Giovedì 2 maggio alle ore 18:30 sarà proiettata presso il C.G.S. Club Amici del Cinema di Genova la versione restaurata di “Man of Aran”, il capolavoro di Robert J. Flaherty. L’opera sarà presentata da Paul Hockings, professore emerito di antropologia dell’Università dell’Illinois, fondatore di antropologia visuale e produttore di diversi documentari. A seguire, vi sarà la proiezione di “Yousef”, un cortometraggio sul tema dell’emigrazione girato da Mohamed Hossameldin. La serata è stata organizzata insieme al Laboratorio di Sociologia Visuale dell’Università degli Studi di Genova.

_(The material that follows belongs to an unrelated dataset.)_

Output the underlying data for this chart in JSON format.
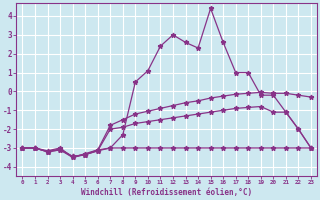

Uscito nelle sale nel 1934, “Man of Aran” descrive la vita quotidiana di una comunità di pescatori e pastori che vive nell’inospitale isola di Aran, situata al largo delle coste occidentali irlandesi. Attraverso tale racconto, il padre del documentario Robert J. Flaherty affronta uno dei temi tipici della sua filmografia, come quello del rapporto tra uomo e natura. Questo con un tono epico che intende sottolineare la fatica, il sacrificio e la dedizione dei protagonisti nel cercare di sopravvivere all’interno di un ambiente difficile e ostile. Costata tre anni di lavorazione, la pellicola è considerata uno dei migliori documentari della storia del cinema. “Yousef” racconta la storia di un cuoco di successo, figlio di immigrati, che dopo una lunghissima attesa riesce ad ottenere la cittadinanza italiana, pochi giorni dopo l’attentato di Macerata. Le certezze del protagonista iniziano a vacillare, fino a condurlo ad una vera e propria crisi di identità. Quando si troverà di fronte ad una scelta che fino a poco prima sarebbe stata ovvia, non saprà più cosa fare. Il film si è avvalso della collaborazione di Daniele Ciprì in veste di direttore della fotografia ed è stato candidato al David di Donatello come “miglior cortometraggio”.